Ignorez le tuning de performance et l’optimisation des coûts. Faites fonctionner les choses d’abord. Optimisez ensuite. L’optimisation prématurée est la racine de tout mal, et ça s’applique aussi aux parcours d’apprentissage.
Estimations de temps réalistes
En additionnant : la roadmap complète fait environ 27-39 semaines. Disons six à neuf mois si vous apprenez en parallèle d’un travail à temps plein, à raison de 30-45 minutes la plupart des jours.
Ce n’est pas rapide. Mais c’est honnête. Quiconque vous promet “DevOps en 30 jours” vous vend un speedrun à travers un domaine qui demande de la profondeur. Vous pouvez absolument décrocher votre premier poste lié au DevOps avant d’avoir terminé chaque phase — la plupart des gens commencent à postuler autour de la Phase 6 ou 7 — mais la roadmap complète construit une vraie compétence.
L’astuce, c’est la régularité plutôt que l’intensité. Une habitude quotidienne de 15 minutes vous fera progresser davantage que les marathons du weekend qui s’essoufflent en mars. Des sessions courtes, tous les jours, en empilant les connaissances sur celles de la veille. C’est comme ça que la roadmap fonctionne en pratique.
La boucle Découvrir-Pratiquer-Évaluer
Pour chaque phase, je suggère une boucle en trois étapes.
Découvrir. Lire la documentation, regarder un tutoriel ciblé, étudier un concept. Garder ça court — 15 à 20 minutes d’input.
Pratiquer. Appliquer immédiatement ce qu’on vient d’apprendre. Lancer une ressource, écrire un fichier de config, construire un pipeline. En pratique, dans un vrai environnement, pas un QCM.
Évaluer. Se tester. Est-ce que je peux expliquer ce que je viens de faire sans regarder mes notes ? Est-ce que je peux le refaire de mémoire ? Où est-ce que j’ai bloqué ? C’est le focus de la prochaine session.
Cette boucle vous garde honnête. C’est facile de regarder des tutos et d’avoir l’impression d’apprendre. L’étape d’évaluation vous force à confronter ce que vous avez réellement retenu versus ce qui est juste passé devant vos yeux.
FAQ
Faut-il un diplôme en informatique pour apprendre le DevOps ?
Non. Mon parcours est dans un domaine complètement différent. Ce qu’il faut, c’est être à l’aise avec la ligne de commande, accepter de casser des choses, et avoir la patience de lire attentivement les messages d’erreur. Un diplôme en info donne des fondations qui aident, mais ce sont des fondations que vous pouvez construire de manière autonome. La plupart des meilleurs ingénieurs DevOps que je connais sont autodidactes ou viennent de domaines adjacents.
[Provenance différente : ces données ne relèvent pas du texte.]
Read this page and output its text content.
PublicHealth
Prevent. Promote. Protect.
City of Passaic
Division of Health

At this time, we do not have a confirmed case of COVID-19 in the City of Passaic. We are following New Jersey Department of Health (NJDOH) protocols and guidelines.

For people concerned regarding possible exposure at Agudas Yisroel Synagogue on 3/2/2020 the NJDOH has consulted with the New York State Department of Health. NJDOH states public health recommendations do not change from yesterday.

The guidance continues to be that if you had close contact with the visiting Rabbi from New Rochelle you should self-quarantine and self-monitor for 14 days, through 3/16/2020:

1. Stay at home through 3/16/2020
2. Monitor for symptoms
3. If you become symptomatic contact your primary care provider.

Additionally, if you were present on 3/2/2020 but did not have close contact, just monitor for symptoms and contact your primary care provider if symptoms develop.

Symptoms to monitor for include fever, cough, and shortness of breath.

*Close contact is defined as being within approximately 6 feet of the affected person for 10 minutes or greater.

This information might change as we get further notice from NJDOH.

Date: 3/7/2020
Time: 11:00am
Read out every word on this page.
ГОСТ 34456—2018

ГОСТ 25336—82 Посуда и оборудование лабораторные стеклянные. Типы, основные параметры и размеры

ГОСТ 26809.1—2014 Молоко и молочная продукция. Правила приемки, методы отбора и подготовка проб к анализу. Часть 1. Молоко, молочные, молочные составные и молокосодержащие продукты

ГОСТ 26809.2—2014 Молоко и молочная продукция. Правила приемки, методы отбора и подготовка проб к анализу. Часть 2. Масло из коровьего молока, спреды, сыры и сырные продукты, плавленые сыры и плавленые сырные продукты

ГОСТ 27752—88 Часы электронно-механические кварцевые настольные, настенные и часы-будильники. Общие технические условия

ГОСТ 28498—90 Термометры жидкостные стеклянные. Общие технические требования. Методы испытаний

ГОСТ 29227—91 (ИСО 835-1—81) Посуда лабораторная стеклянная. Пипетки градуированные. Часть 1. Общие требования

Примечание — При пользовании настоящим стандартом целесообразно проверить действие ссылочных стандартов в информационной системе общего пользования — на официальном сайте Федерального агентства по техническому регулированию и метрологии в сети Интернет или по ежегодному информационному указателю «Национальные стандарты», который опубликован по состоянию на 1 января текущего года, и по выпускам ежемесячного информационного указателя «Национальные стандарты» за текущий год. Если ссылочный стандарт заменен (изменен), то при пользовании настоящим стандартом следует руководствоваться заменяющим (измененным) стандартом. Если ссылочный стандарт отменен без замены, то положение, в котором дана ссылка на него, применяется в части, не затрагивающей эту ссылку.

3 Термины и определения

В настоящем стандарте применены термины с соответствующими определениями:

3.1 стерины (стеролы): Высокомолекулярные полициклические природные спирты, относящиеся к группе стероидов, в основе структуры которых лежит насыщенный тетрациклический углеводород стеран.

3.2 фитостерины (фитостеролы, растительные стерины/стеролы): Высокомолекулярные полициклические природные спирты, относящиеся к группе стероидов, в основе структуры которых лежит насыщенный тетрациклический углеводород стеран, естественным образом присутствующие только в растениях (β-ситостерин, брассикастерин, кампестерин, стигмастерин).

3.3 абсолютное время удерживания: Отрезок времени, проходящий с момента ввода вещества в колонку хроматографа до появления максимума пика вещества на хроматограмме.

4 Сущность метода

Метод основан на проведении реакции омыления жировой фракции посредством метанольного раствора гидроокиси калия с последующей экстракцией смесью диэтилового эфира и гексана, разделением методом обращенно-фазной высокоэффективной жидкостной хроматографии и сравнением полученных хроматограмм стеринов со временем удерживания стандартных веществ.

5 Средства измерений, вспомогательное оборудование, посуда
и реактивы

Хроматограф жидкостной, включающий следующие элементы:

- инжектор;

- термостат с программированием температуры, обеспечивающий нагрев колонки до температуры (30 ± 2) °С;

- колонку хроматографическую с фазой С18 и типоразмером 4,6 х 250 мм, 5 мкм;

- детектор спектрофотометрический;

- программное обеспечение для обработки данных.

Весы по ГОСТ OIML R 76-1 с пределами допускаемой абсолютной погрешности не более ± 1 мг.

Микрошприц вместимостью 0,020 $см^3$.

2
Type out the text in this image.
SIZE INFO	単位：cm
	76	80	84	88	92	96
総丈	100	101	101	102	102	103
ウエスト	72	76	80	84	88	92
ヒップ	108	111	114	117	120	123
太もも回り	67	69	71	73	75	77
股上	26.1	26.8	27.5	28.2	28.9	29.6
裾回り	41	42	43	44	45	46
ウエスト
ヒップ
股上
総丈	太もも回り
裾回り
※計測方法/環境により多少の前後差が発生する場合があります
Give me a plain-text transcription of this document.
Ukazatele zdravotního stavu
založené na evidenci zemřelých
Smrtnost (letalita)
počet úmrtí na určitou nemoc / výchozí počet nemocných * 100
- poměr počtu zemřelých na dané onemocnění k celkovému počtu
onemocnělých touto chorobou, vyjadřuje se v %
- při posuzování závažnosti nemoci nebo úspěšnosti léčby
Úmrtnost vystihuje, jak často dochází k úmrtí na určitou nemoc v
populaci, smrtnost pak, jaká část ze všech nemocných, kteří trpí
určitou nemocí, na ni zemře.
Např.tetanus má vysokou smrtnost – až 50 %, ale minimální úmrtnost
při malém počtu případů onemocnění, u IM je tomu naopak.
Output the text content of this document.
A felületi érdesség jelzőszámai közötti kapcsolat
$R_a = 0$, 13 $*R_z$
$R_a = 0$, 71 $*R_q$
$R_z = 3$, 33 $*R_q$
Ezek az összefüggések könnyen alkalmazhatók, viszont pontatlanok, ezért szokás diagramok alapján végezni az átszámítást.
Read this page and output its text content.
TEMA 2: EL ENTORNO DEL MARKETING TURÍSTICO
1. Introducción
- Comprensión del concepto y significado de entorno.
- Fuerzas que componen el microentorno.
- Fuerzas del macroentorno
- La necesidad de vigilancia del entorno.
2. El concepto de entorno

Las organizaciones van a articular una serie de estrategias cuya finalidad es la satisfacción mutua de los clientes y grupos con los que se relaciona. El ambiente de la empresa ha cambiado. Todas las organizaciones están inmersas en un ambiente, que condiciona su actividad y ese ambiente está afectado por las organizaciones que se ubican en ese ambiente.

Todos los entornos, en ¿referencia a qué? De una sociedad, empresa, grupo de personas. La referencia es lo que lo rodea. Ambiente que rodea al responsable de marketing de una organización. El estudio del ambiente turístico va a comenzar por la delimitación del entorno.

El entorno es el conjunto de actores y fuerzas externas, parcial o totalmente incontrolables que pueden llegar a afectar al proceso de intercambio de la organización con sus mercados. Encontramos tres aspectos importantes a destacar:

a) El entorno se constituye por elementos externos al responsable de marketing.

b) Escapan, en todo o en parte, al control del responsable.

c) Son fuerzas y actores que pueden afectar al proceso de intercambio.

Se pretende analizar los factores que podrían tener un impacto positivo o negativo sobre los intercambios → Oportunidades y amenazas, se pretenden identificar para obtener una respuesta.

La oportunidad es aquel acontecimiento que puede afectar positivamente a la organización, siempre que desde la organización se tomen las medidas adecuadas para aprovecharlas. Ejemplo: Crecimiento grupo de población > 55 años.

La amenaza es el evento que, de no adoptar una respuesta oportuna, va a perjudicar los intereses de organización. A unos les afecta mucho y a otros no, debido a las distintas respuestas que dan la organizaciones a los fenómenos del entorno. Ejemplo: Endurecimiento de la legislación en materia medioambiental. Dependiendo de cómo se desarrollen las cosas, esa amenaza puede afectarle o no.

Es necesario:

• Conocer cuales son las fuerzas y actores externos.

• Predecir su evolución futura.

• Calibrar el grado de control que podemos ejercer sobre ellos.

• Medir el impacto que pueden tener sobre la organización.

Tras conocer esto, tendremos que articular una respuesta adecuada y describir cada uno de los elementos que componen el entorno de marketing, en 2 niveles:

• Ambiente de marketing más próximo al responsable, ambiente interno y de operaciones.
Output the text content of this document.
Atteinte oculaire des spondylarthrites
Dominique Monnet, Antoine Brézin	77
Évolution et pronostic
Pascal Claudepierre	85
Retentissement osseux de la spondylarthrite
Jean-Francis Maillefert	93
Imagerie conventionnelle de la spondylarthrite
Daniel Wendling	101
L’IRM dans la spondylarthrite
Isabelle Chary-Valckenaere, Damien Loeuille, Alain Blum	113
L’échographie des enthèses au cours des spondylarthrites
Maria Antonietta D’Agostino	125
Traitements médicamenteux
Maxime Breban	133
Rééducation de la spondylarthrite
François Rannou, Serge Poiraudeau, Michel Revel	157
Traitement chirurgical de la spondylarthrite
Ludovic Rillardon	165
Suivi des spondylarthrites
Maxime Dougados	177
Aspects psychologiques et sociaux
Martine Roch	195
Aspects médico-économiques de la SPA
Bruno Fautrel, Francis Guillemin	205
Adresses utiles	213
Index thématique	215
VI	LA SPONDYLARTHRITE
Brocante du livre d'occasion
Faut-il apprendre le DevOps ou le cloud computing en premier ?
Les deux se chevauchent beaucoup, mais je suggérerais de commencer par la roadmap DevOps jusqu’à la Phase 7 avant de plonger dans le cloud. La raison est pratique : Linux, Git, le réseau, CI/CD, les conteneurs, l’IaC et le monitoring sont des compétences cloud-agnostiques qui se transfèrent partout. Les connaissances spécifiques au cloud sont la couche que vous construisez par-dessus. Cela dit, vous accumulerez naturellement des bases cloud en chemin — ce n’est pas une frontière stricte.
Comment pratiquer sans dépenser d’argent en ressources cloud ?
La plupart des premières phases sont gratuites. Les VMs Linux sont gratuites. Git est gratuit. GitHub Actions a un tier gratuit généreux. Docker tourne en local. Pour le cloud et Kubernetes, utilisez les comptes gratuits (AWS et GCP en offrent tous les deux), et configurez toujours des alertes de facturation. On peut apprendre énormément dans les limites du tier gratuit si on est discipliné sur le nettoyage des ressources.
Le DevOps, c’est juste pour les développeurs backend ?
Plus maintenant. Les développeurs frontend bénéficient de la compréhension du CI/CD et des conteneurs. Les ingénieurs QA ont de plus en plus besoin de connaître les pipelines. Même les product managers qui comprennent les workflows de déploiement prennent de meilleures décisions sur la planification des releases. Le DevOps est moins un titre de poste qu’un ensemble de pratiques — toute personne qui touche au processus de livraison logicielle bénéficie de le comprendre.